Bozeman schools are seeing that, too, with a disturbing increase.
Officials say 43 percent of kids between middle and high school have at least tried vaping once.
The 2017 Youth Behavioral Study is the most recent report, covering grades six through 12.
With thousands of kids in Bozeman schools, 43 percent is a number that those like School Resource Sergeant Hal Richardson say is scary.
“This is something that’s just really out of control,” said Richardson.
It’s a smoke that can often go undetected, without scent and with a deceptive amount of tobacco within the fumes, and it’s showing up in Bozeman schools.
“It’s one of the things that we deal with the most in the schools,” said Richardson. “The kids are bringing the devices to school. They are using them in school.”
Officer Richardson said it is an epidemic.
“It’s gotten to the point with all of the literature that’s coming out about them, which has led to the school district putting out these letters to parents, advising them of the dangers of these products,” said Richardson.
Officer Richardson said 43 percent of surveyed students (who say they have tried vapes or e-cigarettes at least once) across Bozeman schools is a high number.
When you look at those numbers outside of the percentage, though, he said that is even more alarming.
“When you are talking about this population, 2,100-plus kids, you know, that’s like 1,000 kids,” said Richardson.
And that’s just between the middle school and the high school.

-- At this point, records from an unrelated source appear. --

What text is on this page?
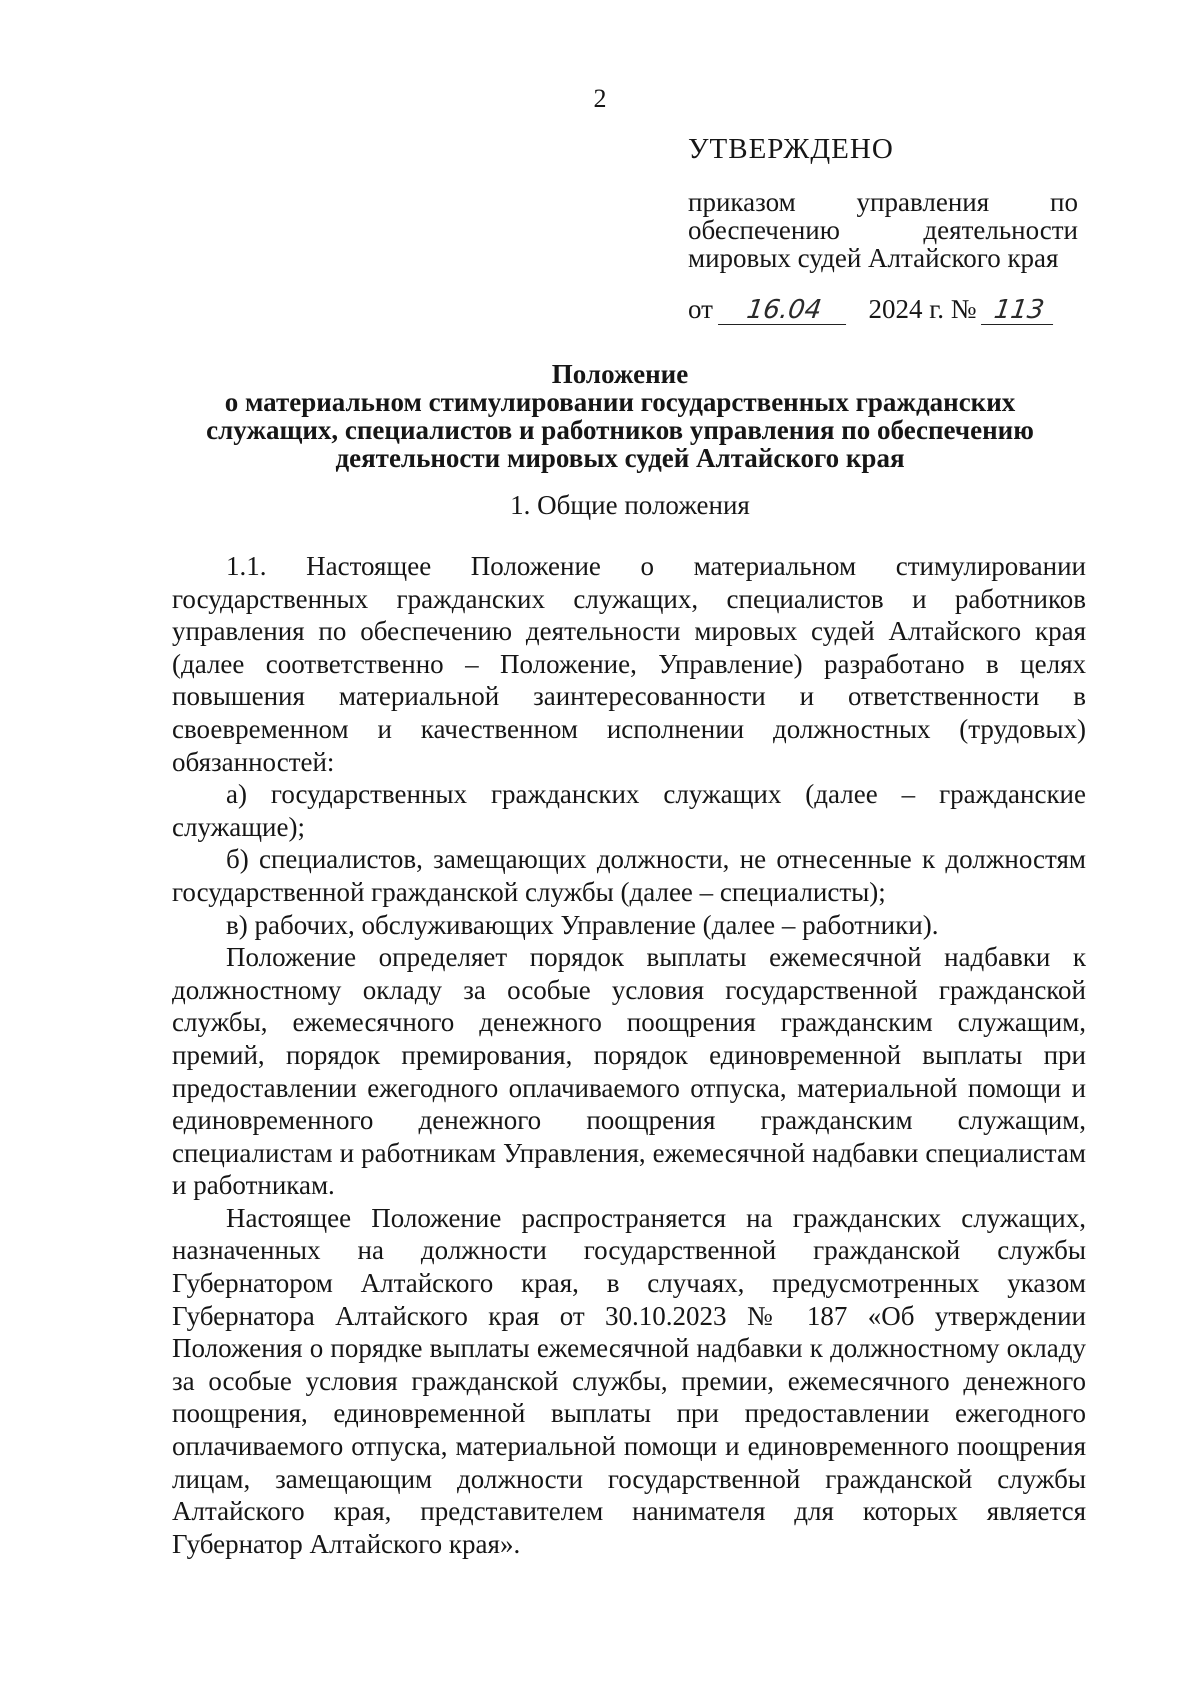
2
УТВЕРЖДЕНО
приказом управления по
обеспечению деятельности
мировых судей Алтайского края
от 16.04 2024 г. № 113
Положение
о материальном стимулировании государственных гражданских
служащих, специалистов и работников управления по обеспечению
деятельности мировых судей Алтайского края
1. Общие положения

1.1. Настоящее Положение о материальном стимулировании государственных гражданских служащих, специалистов и работников управления по обеспечению деятельности мировых судей Алтайского края (далее соответственно – Положение, Управление) разработано в целях повышения материальной заинтересованности и ответственности в своевременном и качественном исполнении должностных (трудовых) обязанностей:

а) государственных гражданских служащих (далее – гражданские служащие);

б) специалистов, замещающих должности, не отнесенные к должностям государственной гражданской службы (далее – специалисты);

в) рабочих, обслуживающих Управление (далее – работники).

Положение определяет порядок выплаты ежемесячной надбавки к должностному окладу за особые условия государственной гражданской службы, ежемесячного денежного поощрения гражданским служащим, премий, порядок премирования, порядок единовременной выплаты при предоставлении ежегодного оплачиваемого отпуска, материальной помощи и единовременного денежного поощрения гражданским служащим, специалистам и работникам Управления, ежемесячной надбавки специалистам и работникам.

Настоящее Положение распространяется на гражданских служащих, назначенных на должности государственной гражданской службы Губернатором Алтайского края, в случаях, предусмотренных указом Губернатора Алтайского края от 30.10.2023 № 187 «Об утверждении Положения о порядке выплаты ежемесячной надбавки к должностному окладу за особые условия гражданской службы, премии, ежемесячного денежного поощрения, единовременной выплаты при предоставлении ежегодного оплачиваемого отпуска, материальной помощи и единовременного поощрения лицам, замещающим должности государственной гражданской службы Алтайского края, представителем нанимателя для которых является Губернатор Алтайского края».
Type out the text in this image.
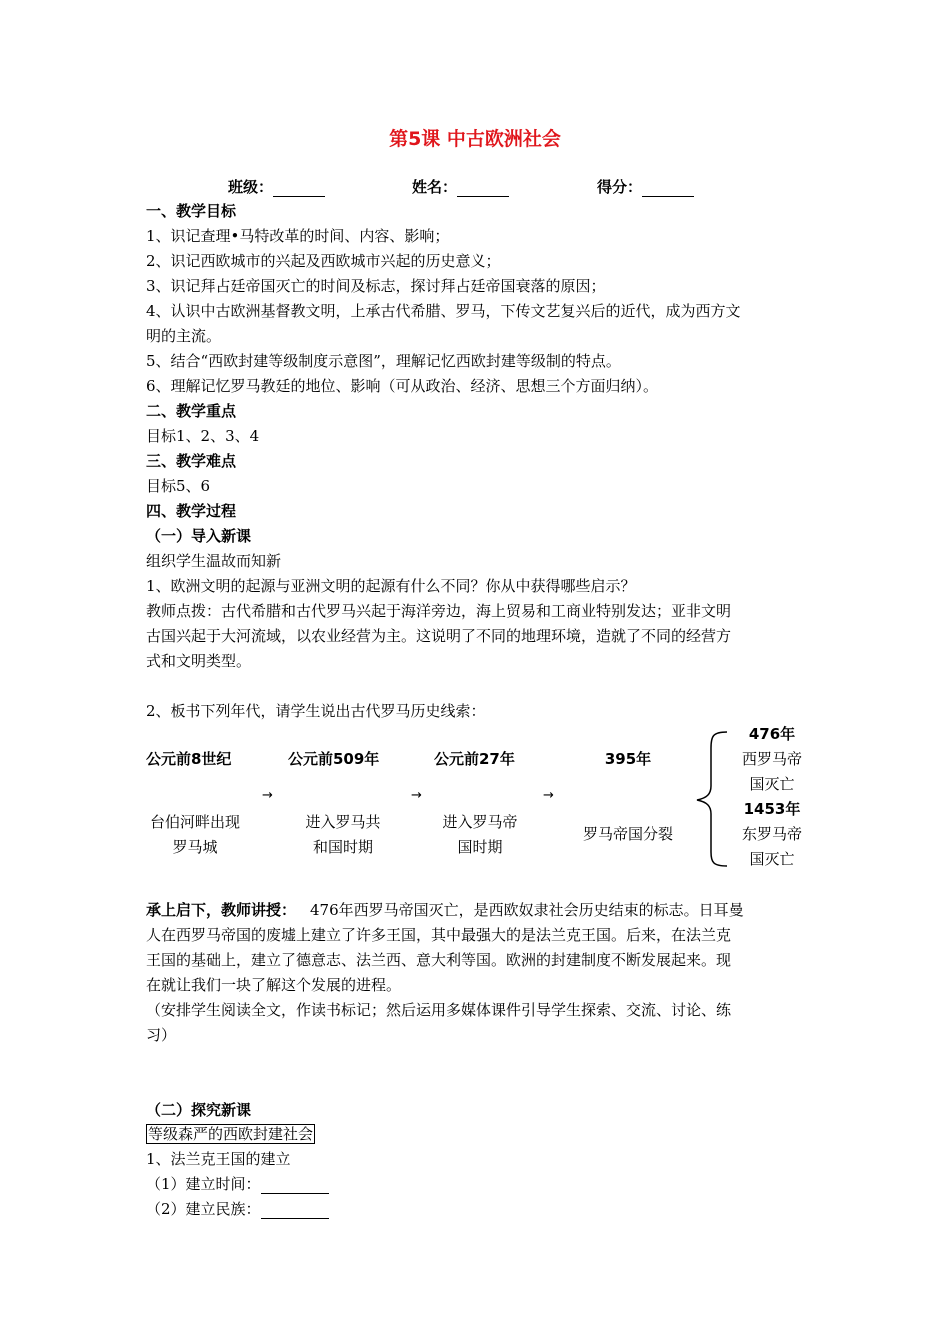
第5课 中古欧洲社会
班级：	姓名：	得分：
一、教学目标
1、识记查理•马特改革的时间、内容、影响；
2、识记西欧城市的兴起及西欧城市兴起的历史意义；
3、识记拜占廷帝国灭亡的时间及标志，探讨拜占廷帝国衰落的原因；
4、认识中古欧洲基督教文明，上承古代希腊、罗马，下传文艺复兴后的近代，成为西方文
明的主流。
5、结合“西欧封建等级制度示意图”，理解记忆西欧封建等级制的特点。
6、理解记忆罗马教廷的地位、影响（可从政治、经济、思想三个方面归纳）。
二、教学重点
目标1、2、3、4
三、教学难点
目标5、6
四、教学过程
（一）导入新课
组织学生温故而知新
1、欧洲文明的起源与亚洲文明的起源有什么不同？你从中获得哪些启示？
教师点拨：古代希腊和古代罗马兴起于海洋旁边，海上贸易和工商业特别发达；亚非文明
古国兴起于大河流域，以农业经营为主。这说明了不同的地理环境，造就了不同的经营方
式和文明类型。
2、板书下列年代，请学生说出古代罗马历史线索：
公元前8世纪
台伯河畔出现
罗马城
→
公元前509年
进入罗马共
和国时期
→
公元前27年
进入罗马帝
国时期
→
395年
罗马帝国分裂
476年
西罗马帝
国灭亡
1453年
东罗马帝
国灭亡
承上启下，教师讲授： 476年西罗马帝国灭亡，是西欧奴隶社会历史结束的标志。日耳曼
人在西罗马帝国的废墟上建立了许多王国，其中最强大的是法兰克王国。后来，在法兰克
王国的基础上，建立了德意志、法兰西、意大利等国。欧洲的封建制度不断发展起来。现
在就让我们一块了解这个发展的进程。
（安排学生阅读全文，作读书标记；然后运用多媒体课件引导学生探索、交流、讨论、练
习）
（二）探究新课
等级森严的西欧封建社会
1、法兰克王国的建立
（1）建立时间：
（2）建立民族：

With some products coming in small, sometimes flash-drive sized packages, Officer Richardson added they are easy to hide.
“Even in law enforcement, with some of the stuff that we’ve seen, we’re surprised at the way they look and how much there are in the schools,” said Richardson.
Police say parents need to be on the lookout for a list of warning signs.
They say vapes do not have the typical cigarette smell, instead, coming in fruity flavors.
Officer Richardson also said parents should watch for their kids having small pen-like objects that may carry liquid.
And, importantly, a change in behavior.
“Kids are going to get really addicted to these things really fast just because of the high levels of nicotine that they are ingesting so I would just be on the lookout for maybe a mood change,” said Richardson.
He added it is prevention that schools across the country can only do so much to enforce.
“If you are under the age of 18 and you are caught with any sort of e-cigarette vape product, we can give a citation for a minor in possession of tobacco product. It’s under the same heading as if a student was caught with a pack of cigarettes or a can of chew,” said Richardson. “If you are older than 18, they are still not allowed on school property.”
Richardson said it’s a conversation that needs to start and end at home.
“We need parents and adults of our students to be more engaged with this and help us crack down on this because this is the cigarette smoking of our generation and it took decades and decades before we realized that cigarette smoking had such adverse consequences to our health,” said Richardson. “We have a chance here to be able to maybe correct that.”
Police said the 2018 survey should be released in the near future and only expect the numbers to climb.